UND Vice President for Finance & Operations Jed Shivers, at the most recent Provost Forum, explained that legislation has been introduced in Bismarck that would enable UND to recruit new faculty and provide research seed money to current faculty in an effort to help diversity the state’s economy. Photo by Connor Murphy/UND Today.

Needs-based budget

Other leaders echoed that message.

Jed Shivers, vice president for finance & operations, said that increased investment from the state would help UND hire faculty to conduct research, allow UND to perform research with partners who provide matching funds and provide seed money to help faculty become more competitive. All will help North Dakota grow.

“Our message is that the University expanded its research during a time of budget cuts and is doing a good job in difficult circumstances,” said Shivers. He added that funds in State Senate Bill 2282 will enable UND to recruit new faculty and provide seed money to current faculty that will help diversify North Dakota’s economy and reduce UND’s dependence on state money.

Thriving, not just surviving

Tom DiLorenzo, provost and vice president for academic affairs, said a recent Inside Higher Education headline was that Green Mountain College in Vermont is closing because of low enrollment and financial issues. It’s one of many such closures, he said.

Tom DiLorenzo

Tom DiLorenzo

He sees investment in research, innovation and quality as key to UND’s future.

“Our One UND Strategic Plan is focused on thriving, not just surviving,” DiLorenzo said. “In order to better generate opportunities for students and the state, we need to build on our current strengths and position UND to innovate while maintaining our commitment to a liberal arts education.”

He cited a recent move by South Dakota to offer in-state tuition to neighboring states.

“The recent actions by South Dakota reflect the downward pressure on tuition for those schools that do not offer differentiated programs,” he said. “Unless we offer programs that are of demonstrably higher quality, we will not be able to avoid a race to the bottom.”

Regarding the budget, DiLorenzo said that Shivers and he are meeting with deans and directors, who are engaging in a budget exercise that responds to North Dakota Gov.
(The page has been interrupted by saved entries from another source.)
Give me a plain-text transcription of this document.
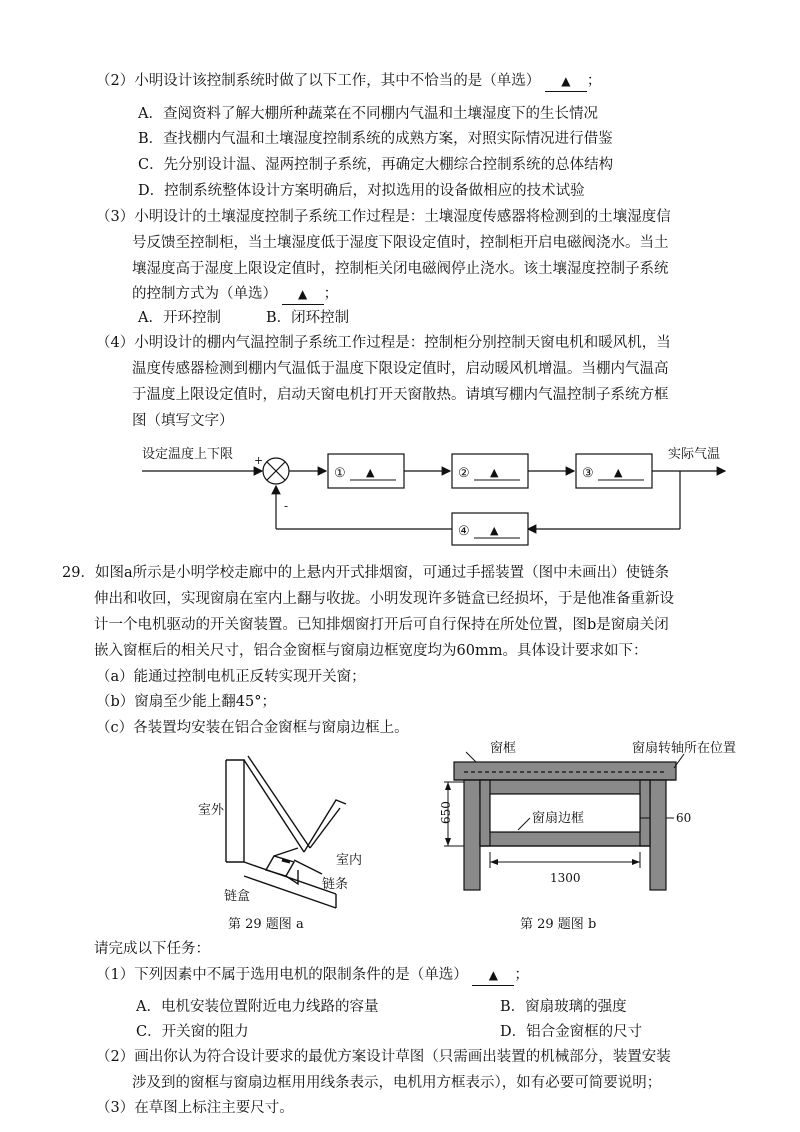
（2）小明设计该控制系统时做了以下工作，其中不恰当的是（单选） ▲ ；
A．查阅资料了解大棚所种蔬菜在不同棚内气温和土壤湿度下的生长情况
B．查找棚内气温和土壤湿度控制系统的成熟方案，对照实际情况进行借鉴
C．先分别设计温、湿两控制子系统，再确定大棚综合控制系统的总体结构
D．控制系统整体设计方案明确后，对拟选用的设备做相应的技术试验
（3）小明设计的土壤湿度控制子系统工作过程是：土壤湿度传感器将检测到的土壤湿度信
号反馈至控制柜，当土壤湿度低于湿度下限设定值时，控制柜开启电磁阀浇水。当土
壤湿度高于湿度上限设定值时，控制柜关闭电磁阀停止浇水。该土壤湿度控制子系统
的控制方式为（单选） ▲ ；
A．开环控制	B．闭环控制
（4）小明设计的棚内气温控制子系统工作过程是：控制柜分别控制天窗电机和暖风机，当
温度传感器检测到棚内气温低于温度下限设定值时，启动暖风机增温。当棚内气温高
于温度上限设定值时，启动天窗电机打开天窗散热。请填写棚内气温控制子系统方框
图（填写文字）
设定温度上下限	实际气温
+
① ▲	② ▲	③ ▲
④ ▲
-
29．如图a所示是小明学校走廊中的上悬内开式排烟窗，可通过手摇装置（图中未画出）使链条
伸出和收回，实现窗扇在室内上翻与收拢。小明发现许多链盒已经损坏，于是他准备重新设
计一个电机驱动的开关窗装置。已知排烟窗打开后可自行保持在所处位置，图b是窗扇关闭
嵌入窗框后的相关尺寸，铝合金窗框与窗扇边框宽度均为60mm。具体设计要求如下：
（a）能通过控制电机正反转实现开关窗；
（b）窗扇至少能上翻45°；
（c）各装置均安装在铝合金窗框与窗扇边框上。
室外
室内
链盒
链条
第 29 题图 a
窗框	窗扇转轴所在位置
窗扇边框
650
1300
60
第 29 题图 b
请完成以下任务：
（1）下列因素中不属于选用电机的限制条件的是（单选） ▲ ；
A．电机安装位置附近电力线路的容量	B．窗扇玻璃的强度
C．开关窗的阻力	D．铝合金窗框的尺寸
（2）画出你认为符合设计要求的最优方案设计草图（只需画出装置的机械部分，装置安装
涉及到的窗框与窗扇边框用用线条表示，电机用方框表示），如有必要可简要说明；
（3）在草图上标注主要尺寸。
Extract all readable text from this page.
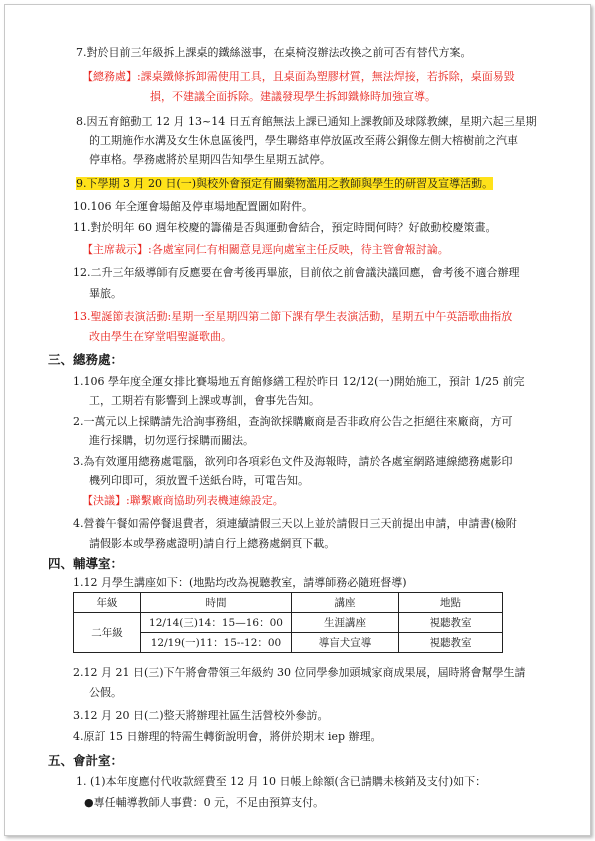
7.對於目前三年級拆上課桌的鐵絲滋事，在桌椅沒辦法改換之前可否有替代方案。
【總務處】:課桌鐵條拆卸需使用工具，且桌面為塑膠材質，無法焊接，若拆除，桌面易毀
損，不建議全面拆除。建議發現學生拆卸鐵條時加強宣導。
8.因五育館動工 12 月 13~14 日五育館無法上課已通知上課教師及球隊教練，星期六起三星期
的工期施作水溝及女生休息區後門，學生聯絡車停放區改至蔣公銅像左側大榕樹前之汽車
停車格。學務處將於星期四告知學生星期五試停。
9.下學期 3 月 20 日(一)與校外會預定有關藥物濫用之教師與學生的研習及宣導活動。
10.106 年全運會場館及停車場地配置圖如附件。
11.對於明年 60 週年校慶的籌備是否與運動會結合，預定時間何時？好啟動校慶策畫。
【主席裁示】:各處室同仁有相關意見逕向處室主任反映，待主管會報討論。
12.二升三年級導師有反應要在會考後再畢旅，目前依之前會議決議回應，會考後不適合辦理
畢旅。
13.聖誕節表演活動:星期一至星期四第二節下課有學生表演活動，星期五中午英語歌曲指放
改由學生在穿堂唱聖誕歌曲。
三、總務處：
1.106 學年度全運女排比賽場地五育館修繕工程於昨日 12/12(一)開始施工，預計 1/25 前完
工，工期若有影響到上課或專訓，會事先告知。
2.一萬元以上採購請先洽詢事務組，查詢欲採購廠商是否非政府公告之拒絕往來廠商，方可
進行採購，切勿逕行採購而關法。
3.為有效運用總務處電腦，欲列印各項彩色文件及海報時，請於各處室網路連線總務處影印
機列印即可，須放置千送紙台時，可電告知。
【決議】:聯繫廠商協助列表機連線設定。
4.營養午餐如需停餐退費者，須連續請假三天以上並於請假日三天前提出申請，申請書(檢附
請假影本或學務處證明)請自行上總務處網頁下載。
四、輔導室：
1.12 月學生講座如下：(地點均改為視聽教室，請導師務必隨班督導)
年級	時間	講座	地點
二年級	12/14(三)14：15—16：00	生涯講座	視聽教室
	12/19(一)11：15--12：00	導盲犬宣導	視聽教室
2.12 月 21 日(三)下午將會帶領三年級約 30 位同學參加頭城家商成果展，屆時將會幫學生請
公假。
3.12 月 20 日(二)整天將辦理社區生活營校外參訪。
4.原訂 15 日辦理的特需生轉銜說明會，將併於期末 iep 辦理。
五、會計室：
1. (1)本年度應付代收款經費至 12 月 10 日帳上餘額(含已請購未核銷及支付)如下：
●專任輔導教師人事費：0 元，不足由預算支付。
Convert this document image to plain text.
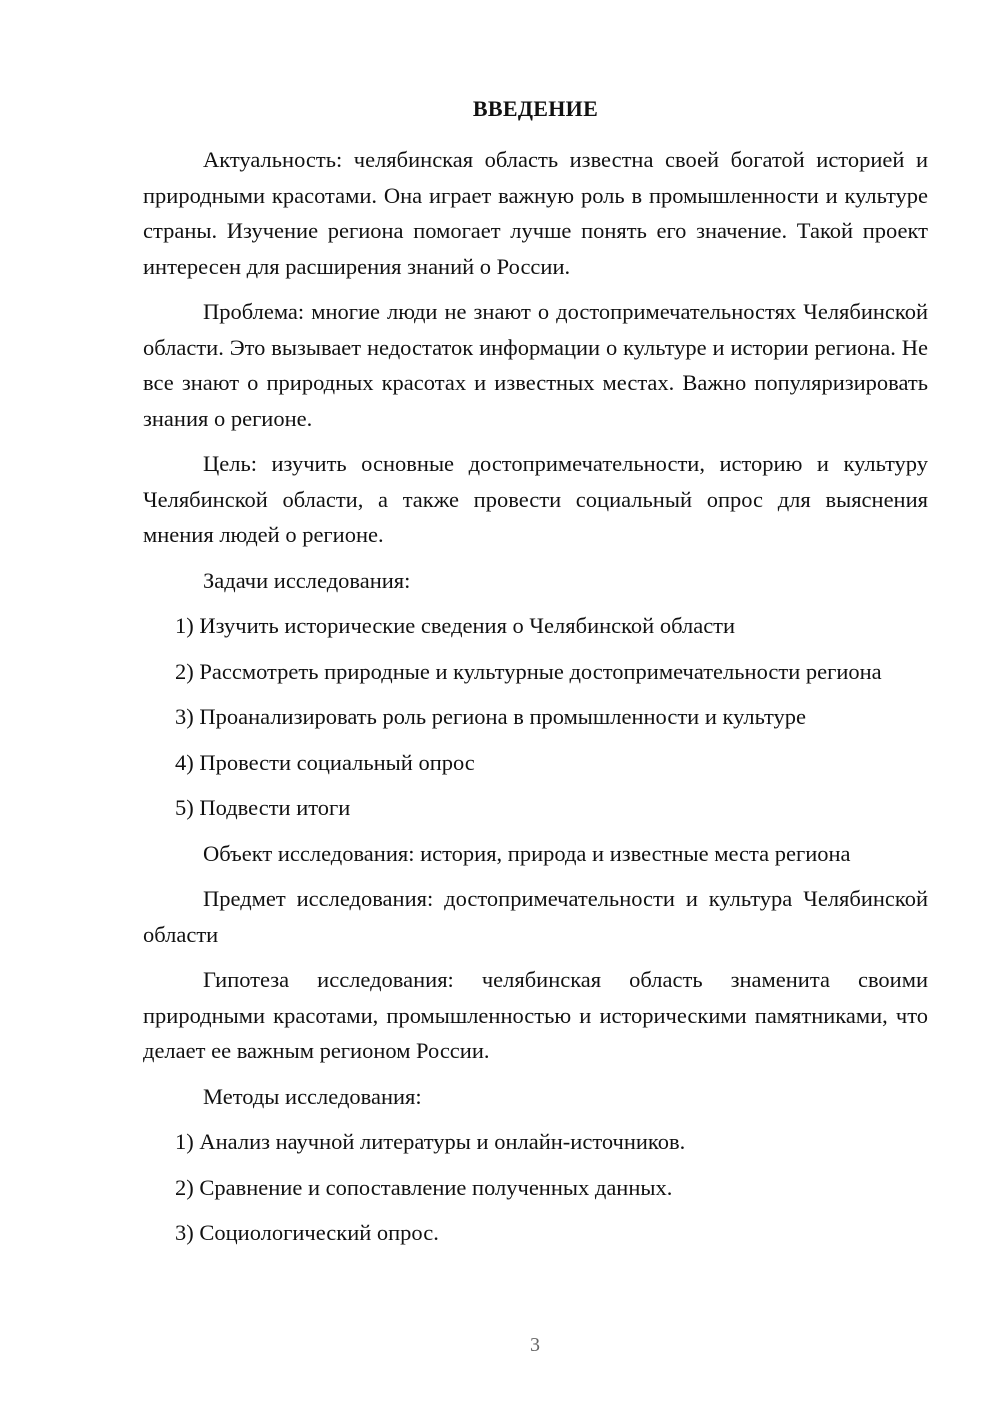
ВВЕДЕНИЕ

Актуальность: челябинская область известна своей богатой историей и природными красотами. Она играет важную роль в промышленности и культуре страны. Изучение региона помогает лучше понять его значение. Такой проект интересен для расширения знаний о России.

Проблема: многие люди не знают о достопримечательностях Челябинской области. Это вызывает недостаток информации о культуре и истории региона. Не все знают о природных красотах и известных местах. Важно популяризировать знания о регионе.

Цель: изучить основные достопримечательности, историю и культуру Челябинской области, а также провести социальный опрос для выяснения мнения людей о регионе.

Задачи исследования:

1) Изучить исторические сведения о Челябинской области

2) Рассмотреть природные и культурные достопримечательности региона

3) Проанализировать роль региона в промышленности и культуре

4) Провести социальный опрос

5) Подвести итоги

Объект исследования: история, природа и известные места региона

Предмет исследования: достопримечательности и культура Челябинской области

Гипотеза исследования: челябинская область знаменита своими природными красотами, промышленностью и историческими памятниками, что делает ее важным регионом России.

Методы исследования:

1) Анализ научной литературы и онлайн-источников.

2) Сравнение и сопоставление полученных данных.

3) Социологический опрос.

3
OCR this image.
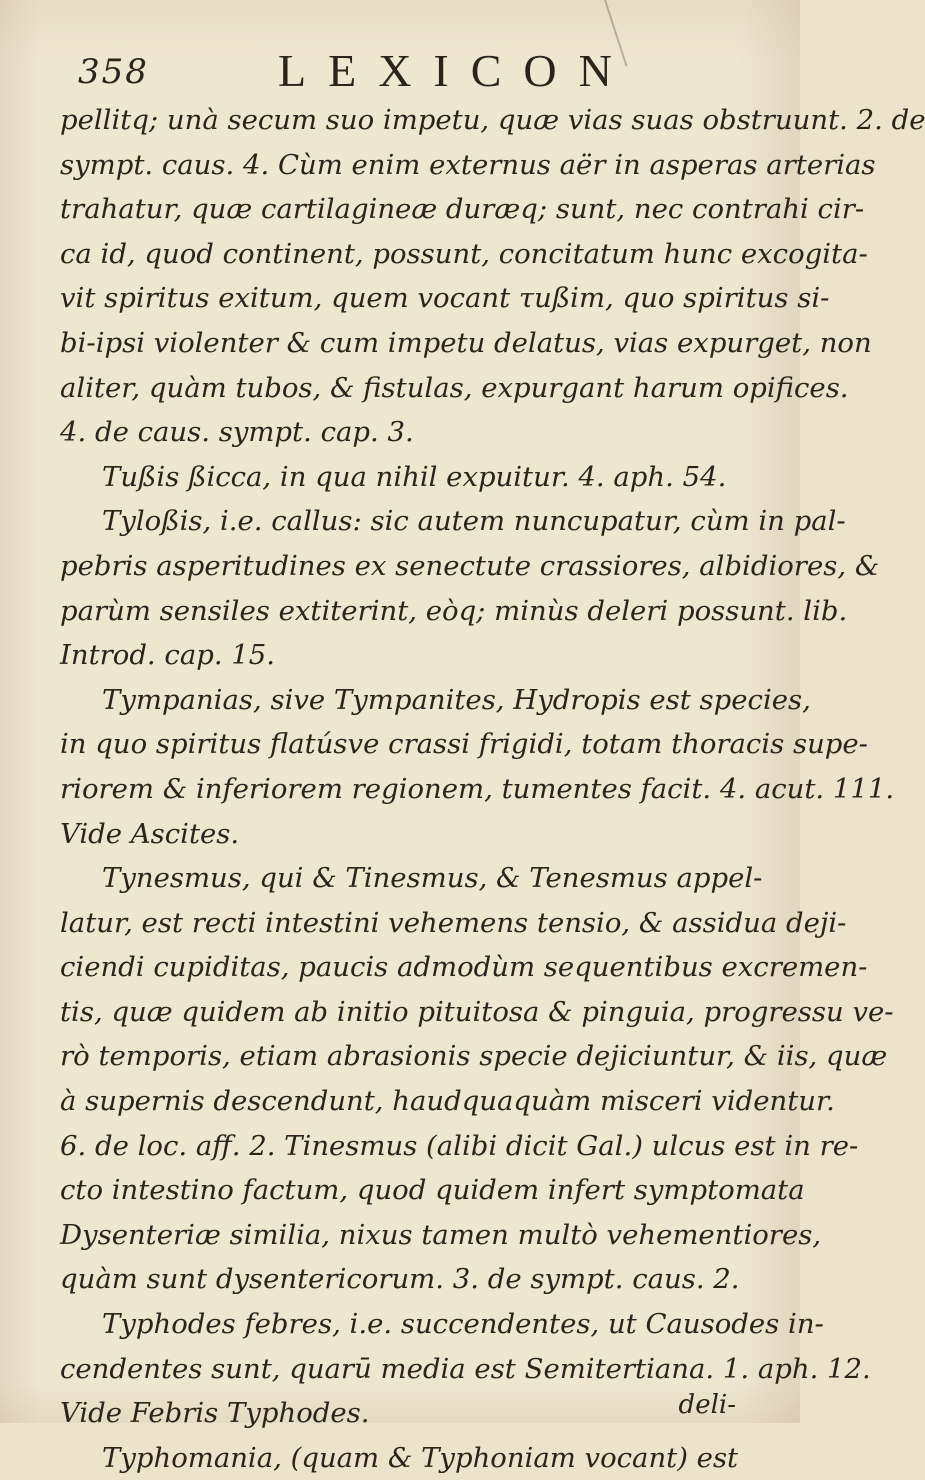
358	LEXICON
pellitq; unà secum suo impetu, quæ vias suas obstruunt. 2. de
sympt. caus. 4. Cùm enim externus aër in asperas arterias
trahatur, quæ cartilagineæ duræq; sunt, nec contrahi cir-
ca id, quod continent, possunt, concitatum hunc excogita-
vit spiritus exitum, quem vocant τußim, quo spiritus si-
bi-ipsi violenter & cum impetu delatus, vias expurget, non
aliter, quàm tubos, & fistulas, expurgant harum opifices.
4. de caus. sympt. cap. 3.
Tußis ßicca, in qua nihil expuitur. 4. aph. 54.
Tyloßis, i.e. callus: sic autem nuncupatur, cùm in pal-
pebris asperitudines ex senectute crassiores, albidiores, &
parùm sensiles extiterint, eòq; minùs deleri possunt. lib.
Introd. cap. 15.
Tympanias, sive Tympanites, Hydropis est species,
in quo spiritus flatúsve crassi frigidi, totam thoracis supe-
riorem & inferiorem regionem, tumentes facit. 4. acut. 111.
Vide Ascites.
Tynesmus, qui & Tinesmus, & Tenesmus appel-
latur, est recti intestini vehemens tensio, & assidua deji-
ciendi cupiditas, paucis admodùm sequentibus excremen-
tis, quæ quidem ab initio pituitosa & pinguia, progressu ve-
rò temporis, etiam abrasionis specie dejiciuntur, & iis, quæ
à supernis descendunt, haudquaquàm misceri videntur.
6. de loc. aff. 2. Tinesmus (alibi dicit Gal.) ulcus est in re-
cto intestino factum, quod quidem infert symptomata
Dysenteriæ similia, nixus tamen multò vehementiores,
quàm sunt dysentericorum. 3. de sympt. caus. 2.
Typhodes febres, i.e. succendentes, ut Causodes in-
cendentes sunt, quarū media est Semitertiana. 1. aph. 12.
Vide Febris Typhodes.
Typhomania, (quam & Typhoniam vocant) est
deli-
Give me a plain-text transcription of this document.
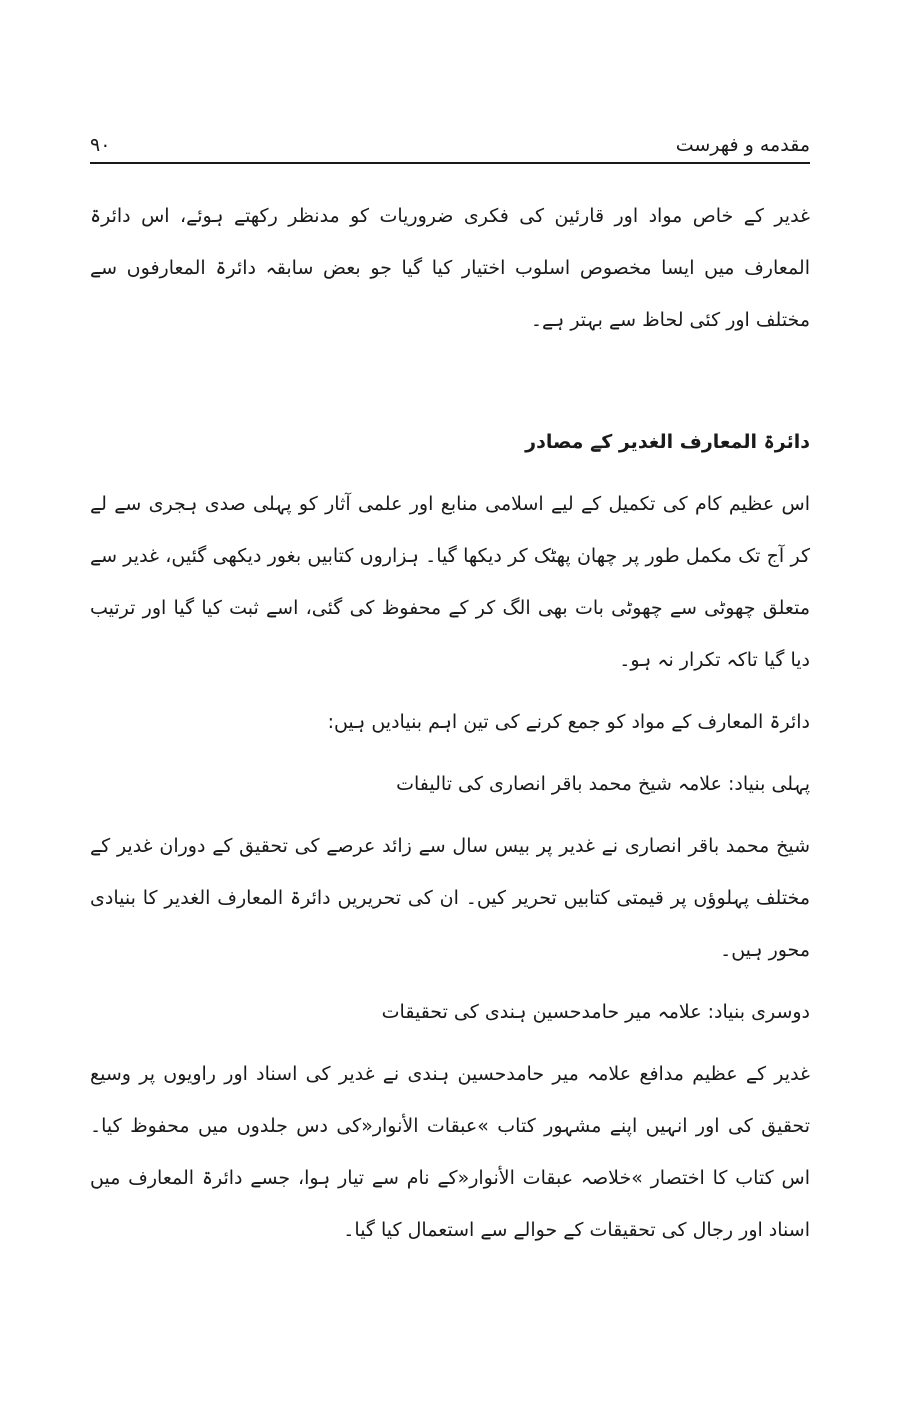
مقدمه و فهرست
۹۰

غدیر کے خاص مواد اور قارئین کی فکری ضروریات کو مدنظر رکھتے ہوئے، اس دائرۃ المعارف میں ایسا مخصوص اسلوب اختیار کیا گیا جو بعض سابقہ دائرۃ المعارفوں سے مختلف اور کئی لحاظ سے بہتر ہے۔

دائرۃ المعارف الغدیر کے مصادر

اس عظیم کام کی تکمیل کے لیے اسلامی منابع اور علمی آثار کو پہلی صدی ہجری سے لے کر آج تک مکمل طور پر چھان پھٹک کر دیکھا گیا۔ ہزاروں کتابیں بغور دیکھی گئیں، غدیر سے متعلق چھوٹی سے چھوٹی بات بھی الگ کر کے محفوظ کی گئی، اسے ثبت کیا گیا اور ترتیب دیا گیا تاکہ تکرار نہ ہو۔

دائرۃ المعارف کے مواد کو جمع کرنے کی تین اہم بنیادیں ہیں:

پہلی بنیاد: علامہ شیخ محمد باقر انصاری کی تالیفات

شیخ محمد باقر انصاری نے غدیر پر بیس سال سے زائد عرصے کی تحقیق کے دوران غدیر کے مختلف پہلوؤں پر قیمتی کتابیں تحریر کیں۔ ان کی تحریریں دائرۃ المعارف الغدیر کا بنیادی محور ہیں۔

دوسری بنیاد: علامہ میر حامدحسین ہندی کی تحقیقات

غدیر کے عظیم مدافع علامہ میر حامدحسین ہندی نے غدیر کی اسناد اور راویوں پر وسیع تحقیق کی اور انہیں اپنے مشہور کتاب »عبقات الأنوار«کی دس جلدوں میں محفوظ کیا۔ اس کتاب کا اختصار »خلاصہ عبقات الأنوار«کے نام سے تیار ہوا، جسے دائرۃ المعارف میں اسناد اور رجال کی تحقیقات کے حوالے سے استعمال کیا گیا۔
Doug Burgum’s 95 percent budget.

“We believe it’s prudent to make plans that address a flat budget and budget [cuts],” he said. “We do not want to have across-the-board cuts.” He added that the voluntary separation program is part of the planning.

HR matters

Peggy Varberg, interim director of human resources, said they received 98 applications for the voluntary separation program. Those approved will leave the University by June 30.

Staff evaluations have changed, said Varberg, and now require self-evaluations before they go to supervisors.

“This allows employees to talk about what they’ve done over the last year,” Varberg said. “Ideally, evaluations will be 20 percent about the last year, and 80 percent about going forward into next year.”

Completed evaluations are due March 29.

Football analogy

Johnson ended the forum by comparing the legislative session to a football game.

“We’re in the first quarter,” he said. “The third quarter is when the legislature gets the March budget projections. That’s like the last two minutes of play. We’re early in the process, and a lot can happen. That March budget forecast will set the tone.”